Income investors who want COIN exposure. The covered call structure caps COIN’s upside while preserving its downside. If you believe in Coinbase as a business, CONY is a worse way to own it: you give away the appreciation and receive, mostly, your own principal back weekly in exchange.

Anyone using CONY as a bond substitute. This framing appears in yield-chasing discussions more than it should. A bond distributes coupon income from a contractual obligation backed by an issuer. CONY distributes predominantly your own capital from a declining principal base driven by crypto market conditions. They’re not comparable instruments. The 67% number is not a yield in any sense a fixed-income investor would recognize.

Long-term holders. The total return figures since launch don’t build a thesis for extending the hold. A recovery requires elevated COIN implied volatility returning, producing larger premiums, without NAV erosion outpacing the income recovery — simultaneously. That’s not impossible.
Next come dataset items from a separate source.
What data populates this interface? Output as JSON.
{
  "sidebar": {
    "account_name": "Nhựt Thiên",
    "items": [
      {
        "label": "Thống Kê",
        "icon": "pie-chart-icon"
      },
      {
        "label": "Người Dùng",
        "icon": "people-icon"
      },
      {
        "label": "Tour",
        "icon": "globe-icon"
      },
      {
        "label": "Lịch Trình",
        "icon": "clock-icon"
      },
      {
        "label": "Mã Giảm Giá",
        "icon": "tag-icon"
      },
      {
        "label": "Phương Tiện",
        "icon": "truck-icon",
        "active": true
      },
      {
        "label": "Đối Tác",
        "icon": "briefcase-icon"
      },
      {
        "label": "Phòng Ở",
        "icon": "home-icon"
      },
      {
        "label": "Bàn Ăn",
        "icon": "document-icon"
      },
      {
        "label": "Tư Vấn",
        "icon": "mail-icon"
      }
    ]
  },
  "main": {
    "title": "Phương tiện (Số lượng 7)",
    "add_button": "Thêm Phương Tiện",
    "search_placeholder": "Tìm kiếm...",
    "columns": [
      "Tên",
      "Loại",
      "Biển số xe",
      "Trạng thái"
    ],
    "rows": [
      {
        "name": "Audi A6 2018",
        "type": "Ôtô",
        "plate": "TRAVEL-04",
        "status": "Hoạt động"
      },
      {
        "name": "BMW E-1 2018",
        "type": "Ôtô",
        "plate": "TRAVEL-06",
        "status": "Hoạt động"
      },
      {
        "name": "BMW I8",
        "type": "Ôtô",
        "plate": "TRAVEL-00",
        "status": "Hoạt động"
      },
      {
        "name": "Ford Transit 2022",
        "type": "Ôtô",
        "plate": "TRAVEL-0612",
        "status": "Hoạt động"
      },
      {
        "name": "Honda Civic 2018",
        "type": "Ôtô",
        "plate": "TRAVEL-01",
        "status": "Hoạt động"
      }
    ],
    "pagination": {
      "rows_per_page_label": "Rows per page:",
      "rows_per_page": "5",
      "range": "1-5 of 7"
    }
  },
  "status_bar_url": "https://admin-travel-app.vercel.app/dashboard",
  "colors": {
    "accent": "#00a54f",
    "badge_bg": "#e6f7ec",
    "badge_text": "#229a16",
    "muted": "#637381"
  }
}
It’s a sequence of optimistic assumptions stacked on a fund that’s already underperformed both its underlying and the market since inception.

The Bottom Line

CONY is the YieldMax formula applied to one of the most volatility-dependent stocks in the US market.

Coinbase’s options are expensive because COIN moves a lot. COIN moves a lot because it’s a crypto business, and crypto goes through violent cycles. During the April 2024 crypto cycle, that volatility produced $2.79/week. During the mid-2026 environment, it produces $0.34. The fund worked exactly as designed in both periods. The structural problem is that most of what gets distributed isn’t premium — it’s principal. And principal returned in installments while NAV declines isn’t income.

96.49% return of capital on May 22, 2026. 3.51% actual investment income. Total return since launch: ~45%, against COIN’s +140% and SPY’s +68%.

Those three numbers are the complete post.

For income investors who need real cash flow, the comparison runs the same direction as every other post in this series: an 8% yield from JEPI or 10% from a BDC is a smaller number. It’s also real income from an auditable source. CONY’s 67% is primarily principal handed back weekly while the fund underperforms both the underlying stock and a plain index fund.

That’s not yield. That’s a scheduled refund.


Distribution and return-of-capital data sourced from the YieldMax CONY fund page and YieldMax’s published distribution announcements for May 22, 2026. Performance comparison figures represent total returns for the referenced periods from fund launch in August 2023. 24/7 Wall St analysis from May 21, 2026. This is not financial advice. Verify current data before making investment decisions.